[ROZDZIAŁ 10]
Pierwszy raz zajebaliśmy w kanał półtora tygodnia po pierwszym wzięciu heroiny.
Izana powiedział, że wciąganie to marnotrastwo.
Od niedawna tylko on do mnie mówił. Wszyscy poznikali. Ot tak. Byli, zamilkli, zmarli. Może brzydzili się mojej brzydoty. Tego, że wyglądałem jak trup, jak zwłoki. Że zależy mi jedynie na herze i niczym innym. Patrzyłem w skruszone lustro i może rozumiałem, dlaczego właśnie tak się stało. A to nie zawsze przychodziło.
Zrozumienie.
Przebaczenie tym, którzy już więcej nie chcieli widzieć mnie na oczy. Straciłem resztki tego, co trzymało mnie przy ludziach i ludzi przy mnie. Nie wiem, co to było. Śmiech, czyste żyły, granice. Może zależność między mną a ostatecznością. Bo była nią heroina — horyzont. Nic już za nią nie było.
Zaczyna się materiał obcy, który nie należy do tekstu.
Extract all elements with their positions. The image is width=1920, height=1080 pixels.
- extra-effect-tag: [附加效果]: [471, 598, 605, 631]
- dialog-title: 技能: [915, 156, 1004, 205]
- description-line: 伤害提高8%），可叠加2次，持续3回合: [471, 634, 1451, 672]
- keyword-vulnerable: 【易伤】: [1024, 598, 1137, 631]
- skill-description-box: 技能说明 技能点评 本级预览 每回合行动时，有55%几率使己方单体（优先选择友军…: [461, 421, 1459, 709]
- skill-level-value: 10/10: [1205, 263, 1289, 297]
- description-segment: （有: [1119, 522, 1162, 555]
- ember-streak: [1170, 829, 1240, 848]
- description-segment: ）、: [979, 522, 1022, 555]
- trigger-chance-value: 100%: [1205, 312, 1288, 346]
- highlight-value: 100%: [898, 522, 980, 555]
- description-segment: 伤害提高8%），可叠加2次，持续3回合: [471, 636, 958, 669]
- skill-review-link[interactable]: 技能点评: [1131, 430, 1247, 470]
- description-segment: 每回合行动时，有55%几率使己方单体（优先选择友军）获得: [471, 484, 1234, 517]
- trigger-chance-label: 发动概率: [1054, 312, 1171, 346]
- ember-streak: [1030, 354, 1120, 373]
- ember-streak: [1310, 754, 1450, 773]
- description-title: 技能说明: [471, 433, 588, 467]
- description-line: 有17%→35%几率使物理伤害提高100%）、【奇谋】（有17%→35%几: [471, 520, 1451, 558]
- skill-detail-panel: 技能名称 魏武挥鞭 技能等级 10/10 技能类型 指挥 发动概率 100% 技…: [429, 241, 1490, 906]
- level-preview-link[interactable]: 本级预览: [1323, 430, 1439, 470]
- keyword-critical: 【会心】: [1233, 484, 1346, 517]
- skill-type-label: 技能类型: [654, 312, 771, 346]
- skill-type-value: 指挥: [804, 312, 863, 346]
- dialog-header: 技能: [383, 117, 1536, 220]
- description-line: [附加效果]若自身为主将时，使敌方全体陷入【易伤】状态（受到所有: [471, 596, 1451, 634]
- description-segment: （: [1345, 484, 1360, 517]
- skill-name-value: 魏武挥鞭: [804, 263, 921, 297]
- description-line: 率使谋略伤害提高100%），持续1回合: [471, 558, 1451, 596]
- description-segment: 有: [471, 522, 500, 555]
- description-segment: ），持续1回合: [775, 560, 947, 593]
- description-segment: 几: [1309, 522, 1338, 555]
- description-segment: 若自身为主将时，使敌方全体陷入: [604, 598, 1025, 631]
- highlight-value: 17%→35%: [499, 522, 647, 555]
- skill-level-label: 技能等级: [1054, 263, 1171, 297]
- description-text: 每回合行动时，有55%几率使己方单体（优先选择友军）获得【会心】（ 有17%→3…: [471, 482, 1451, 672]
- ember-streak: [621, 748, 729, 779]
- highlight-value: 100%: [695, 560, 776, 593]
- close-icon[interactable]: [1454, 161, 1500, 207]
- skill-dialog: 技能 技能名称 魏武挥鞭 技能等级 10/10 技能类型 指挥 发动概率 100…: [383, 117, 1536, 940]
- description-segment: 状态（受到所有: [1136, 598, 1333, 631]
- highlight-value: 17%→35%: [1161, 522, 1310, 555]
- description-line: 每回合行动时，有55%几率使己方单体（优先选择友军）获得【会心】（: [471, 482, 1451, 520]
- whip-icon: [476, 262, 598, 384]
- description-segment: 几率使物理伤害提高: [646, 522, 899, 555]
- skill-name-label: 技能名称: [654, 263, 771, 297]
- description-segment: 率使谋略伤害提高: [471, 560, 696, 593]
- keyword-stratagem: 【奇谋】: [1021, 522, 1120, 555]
To ostatek życia. Popiół, węgiel. Burzone fundamenty, zapach po deszczu.
Słowa suną mi po języku i sam już nie mam pojęcia, co gadam.
Po prostu lubię ładne słowa.
A naprawdę rzadko dostrzegałem w czymś piękno. Prawie nigdy. Bo nic już nie było piękne. Wszystko mi zbrzydło.
Siedziałem na blacie w syfiastej łazience, Izana odpakowywał strzykawkę z papieru. Nie chciał załapać żółtaczki, dlatego kupił nam nasz własny sprzęt, zamiast pożyczać. To i tak było do nabycia w każdej aptece za grosze. Wpierw braliśmy po ćwiartce na nas dwoje, a później już na głowę. Poszedł po łyżkę do kuchni.
Łazienka w tym mieszkaniu była ohydna. Podłoga się kleiła, na ścianach powstawały brązowe zacieki, kamień objął większość, powychodziła wilgoć, a w zlewie wciąż leżały resztki potłuczonego lustra. Żółte światło mrugało, z kranu ciekło, w powietrzu więcej było kurzu niż tlenu. Jeszcze dwa miesiące temu dało się tu wytrzymać, teraz już nie. Kiedyś to posprzątam. Kiedyś.
Kiedy jest kiedyś.
Izana wrócił z łyżką. Odpakował heroinę z folii i wysypał ćwiartkę na łyżkę. Towar był czysty, ale i tak dodał odrobinę kwasku cytrynowego, żeby mieć pewność, że na pewno się rozpuści. Ja trzymałem pod łyżką zapalniczkę i patrzyłem. Nie mówiliśmy nic. On tylko instruował, co mam robić, choć znałem na pamięć całą formułkę brania hery dożylnie. Już tyle razy widziałem Chifuyu i Sanzu, że weszło mi to w pamięć. Czasem nawet się śniło.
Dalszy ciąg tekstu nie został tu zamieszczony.